This archive report was first published on 25 June 2020.
On June 25, the Central Bank of Kenya (CBK) announced that it would maintain its benchmark lending rate at 7.00 percent, a decision that reflects the positive impact of its policy measures on the economy.
According to CBK, the policy measures adopted since the outbreak of the coronavirus disease have been successful in stabilizing the economy, and the announced fiscal measures will further augment these efforts.
The Monetary Policy Committee (MPC) first lowered the rate to 7 percent in April this year, and the decision to retain the Central Bank Rate (CBR) at 7.00 percent was made after considering the current accommodative monetary policy stance.
CBK also reported that the banking sector remains stable, with strong liquidity and capital adequacy ratios.
As part of its emergency measures, CBK revealed that personal loans worth Sh199.1 billion had been restructured by May, while a total of Sh480.6 billion had been restructured for other sectors such as trade, real estate, tourism, transport and communication, and manufacturing.
These restructured loans accounted for 23.4 percent of the total banking sector loan book of Sh2.9 trillion, and Sh30.8 billion of the Sh35.2 billion dispatched to the banking system had been used to support some of the sectors hard hit by the outbreak of the coronavirus disease.
CBK also noted that the foreign exchange reserves stood at USD 9,210.6 million, providing a cushion against short-term shocks in the foreign exchange market.
Private sector credit stood at 8.1 percent in twelve months to May 2020, with growth being more profound in the manufacturing, trade, finance and insurance, consumer durables, and construction sectors.
Exports of goods improved by 4.1 percent in the period January to May 2020, mainly driven by tea, horticulture, and re-exports.
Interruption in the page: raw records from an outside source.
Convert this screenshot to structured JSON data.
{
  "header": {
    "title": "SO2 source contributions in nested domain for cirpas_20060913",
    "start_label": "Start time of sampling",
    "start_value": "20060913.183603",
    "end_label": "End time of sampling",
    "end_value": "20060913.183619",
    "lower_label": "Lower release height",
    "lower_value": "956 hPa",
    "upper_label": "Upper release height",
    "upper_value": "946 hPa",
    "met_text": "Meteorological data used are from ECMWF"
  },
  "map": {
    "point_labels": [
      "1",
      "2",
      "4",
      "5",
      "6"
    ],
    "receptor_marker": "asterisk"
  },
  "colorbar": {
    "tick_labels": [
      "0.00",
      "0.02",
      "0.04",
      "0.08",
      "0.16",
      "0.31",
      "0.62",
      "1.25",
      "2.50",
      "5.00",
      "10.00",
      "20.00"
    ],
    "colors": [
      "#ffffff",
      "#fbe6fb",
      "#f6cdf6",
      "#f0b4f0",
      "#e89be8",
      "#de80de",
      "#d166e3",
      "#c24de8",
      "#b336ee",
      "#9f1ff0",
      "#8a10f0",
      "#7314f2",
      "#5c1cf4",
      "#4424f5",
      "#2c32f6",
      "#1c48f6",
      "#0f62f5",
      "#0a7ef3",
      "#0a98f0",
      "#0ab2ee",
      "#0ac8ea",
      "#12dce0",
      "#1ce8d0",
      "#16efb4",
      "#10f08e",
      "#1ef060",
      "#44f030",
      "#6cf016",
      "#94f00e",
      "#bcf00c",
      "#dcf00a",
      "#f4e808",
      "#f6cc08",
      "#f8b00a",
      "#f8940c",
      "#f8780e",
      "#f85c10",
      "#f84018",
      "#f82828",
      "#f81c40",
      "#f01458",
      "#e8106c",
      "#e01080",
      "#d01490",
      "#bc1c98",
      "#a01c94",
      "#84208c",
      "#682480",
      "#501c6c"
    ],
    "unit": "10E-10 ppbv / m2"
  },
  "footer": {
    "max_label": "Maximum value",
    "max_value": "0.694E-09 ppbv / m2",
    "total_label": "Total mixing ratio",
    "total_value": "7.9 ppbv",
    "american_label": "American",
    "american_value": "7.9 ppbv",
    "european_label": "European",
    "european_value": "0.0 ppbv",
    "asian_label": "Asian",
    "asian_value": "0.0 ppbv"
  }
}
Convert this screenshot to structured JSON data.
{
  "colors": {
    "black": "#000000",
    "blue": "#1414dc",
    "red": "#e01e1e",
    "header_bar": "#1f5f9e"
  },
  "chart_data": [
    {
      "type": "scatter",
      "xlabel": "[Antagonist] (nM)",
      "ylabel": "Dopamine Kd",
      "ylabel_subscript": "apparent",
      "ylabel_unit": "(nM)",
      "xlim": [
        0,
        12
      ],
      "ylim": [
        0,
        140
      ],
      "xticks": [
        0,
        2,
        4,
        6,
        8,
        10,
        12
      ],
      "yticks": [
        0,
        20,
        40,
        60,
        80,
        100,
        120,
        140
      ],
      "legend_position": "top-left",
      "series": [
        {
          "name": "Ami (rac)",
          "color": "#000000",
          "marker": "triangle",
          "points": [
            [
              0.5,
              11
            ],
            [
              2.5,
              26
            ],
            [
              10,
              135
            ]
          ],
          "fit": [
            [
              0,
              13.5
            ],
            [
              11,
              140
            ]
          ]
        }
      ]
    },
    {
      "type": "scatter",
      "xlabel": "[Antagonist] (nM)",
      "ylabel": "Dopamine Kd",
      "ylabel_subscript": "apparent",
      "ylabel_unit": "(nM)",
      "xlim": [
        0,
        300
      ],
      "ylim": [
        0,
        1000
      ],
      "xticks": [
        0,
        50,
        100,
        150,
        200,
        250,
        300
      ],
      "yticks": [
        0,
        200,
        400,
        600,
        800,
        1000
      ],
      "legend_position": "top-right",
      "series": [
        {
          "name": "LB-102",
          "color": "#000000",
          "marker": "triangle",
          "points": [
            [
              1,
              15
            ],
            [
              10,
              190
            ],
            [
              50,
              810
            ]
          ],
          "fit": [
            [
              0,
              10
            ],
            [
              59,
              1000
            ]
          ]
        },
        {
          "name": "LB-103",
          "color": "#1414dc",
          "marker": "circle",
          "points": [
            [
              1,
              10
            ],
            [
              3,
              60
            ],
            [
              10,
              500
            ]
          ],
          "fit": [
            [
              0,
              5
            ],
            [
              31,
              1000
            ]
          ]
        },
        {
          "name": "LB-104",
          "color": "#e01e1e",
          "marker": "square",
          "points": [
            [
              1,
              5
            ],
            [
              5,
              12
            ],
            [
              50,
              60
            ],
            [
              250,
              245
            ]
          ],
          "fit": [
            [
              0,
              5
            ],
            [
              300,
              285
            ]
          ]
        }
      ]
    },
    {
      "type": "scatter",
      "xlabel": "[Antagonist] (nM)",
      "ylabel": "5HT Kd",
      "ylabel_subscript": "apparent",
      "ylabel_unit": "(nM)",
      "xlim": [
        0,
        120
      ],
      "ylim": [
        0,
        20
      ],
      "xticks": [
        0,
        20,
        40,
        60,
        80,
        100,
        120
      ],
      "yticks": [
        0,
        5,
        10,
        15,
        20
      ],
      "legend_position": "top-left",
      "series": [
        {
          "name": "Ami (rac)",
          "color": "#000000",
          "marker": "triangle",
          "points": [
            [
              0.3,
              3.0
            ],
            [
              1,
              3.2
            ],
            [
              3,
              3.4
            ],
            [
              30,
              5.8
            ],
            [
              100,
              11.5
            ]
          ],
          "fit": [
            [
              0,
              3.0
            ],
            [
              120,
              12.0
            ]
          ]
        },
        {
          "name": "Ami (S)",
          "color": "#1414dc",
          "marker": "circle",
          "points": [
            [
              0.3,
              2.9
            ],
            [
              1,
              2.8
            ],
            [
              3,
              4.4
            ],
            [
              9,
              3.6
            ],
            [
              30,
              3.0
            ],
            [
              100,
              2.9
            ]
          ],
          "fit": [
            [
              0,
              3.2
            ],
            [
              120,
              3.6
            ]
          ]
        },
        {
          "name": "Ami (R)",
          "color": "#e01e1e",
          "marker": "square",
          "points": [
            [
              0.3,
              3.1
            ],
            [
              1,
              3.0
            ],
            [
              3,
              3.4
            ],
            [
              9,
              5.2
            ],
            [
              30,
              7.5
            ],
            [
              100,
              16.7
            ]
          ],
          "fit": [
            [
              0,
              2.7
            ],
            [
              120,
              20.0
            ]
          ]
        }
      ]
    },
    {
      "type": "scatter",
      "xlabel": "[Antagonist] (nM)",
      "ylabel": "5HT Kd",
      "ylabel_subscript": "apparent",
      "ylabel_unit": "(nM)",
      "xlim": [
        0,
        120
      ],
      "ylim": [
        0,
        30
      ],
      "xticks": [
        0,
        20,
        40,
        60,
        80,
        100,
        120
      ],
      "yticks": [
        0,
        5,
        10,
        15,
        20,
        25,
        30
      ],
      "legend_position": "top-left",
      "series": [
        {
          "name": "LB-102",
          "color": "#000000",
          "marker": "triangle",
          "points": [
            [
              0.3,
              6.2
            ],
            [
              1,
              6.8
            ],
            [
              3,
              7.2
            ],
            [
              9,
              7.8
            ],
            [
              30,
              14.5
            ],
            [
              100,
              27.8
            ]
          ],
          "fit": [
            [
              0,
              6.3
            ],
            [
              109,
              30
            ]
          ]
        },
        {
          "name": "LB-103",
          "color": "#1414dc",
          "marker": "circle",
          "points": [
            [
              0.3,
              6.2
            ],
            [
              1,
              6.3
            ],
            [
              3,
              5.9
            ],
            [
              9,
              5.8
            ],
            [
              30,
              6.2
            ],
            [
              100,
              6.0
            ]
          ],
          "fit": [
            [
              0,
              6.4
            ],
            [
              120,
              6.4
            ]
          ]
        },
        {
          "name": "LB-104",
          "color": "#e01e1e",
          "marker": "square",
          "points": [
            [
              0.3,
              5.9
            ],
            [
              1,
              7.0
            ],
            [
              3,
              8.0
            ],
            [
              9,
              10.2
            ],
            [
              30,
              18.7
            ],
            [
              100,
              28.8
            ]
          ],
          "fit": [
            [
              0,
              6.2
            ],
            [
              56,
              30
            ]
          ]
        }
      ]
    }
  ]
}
The MPC noted the fiscal measures announced by the Government in the Budget Statement for FY2020/21, which aim to stimulate the economy and cushion vulnerable citizens and businesses from the adverse effects of COVID-19.
According to MPC chair, Patrick Njoroge, the Economic Stimulus Programme targets to support growth of key sectors of the economy, including agriculture and food security, infrastructure development, tourism, manufacturing, education, health, information and communications, and the MSMEs.
CBK will continue to monitor the impact of the policy measures and is prepared to take additional measures if necessary.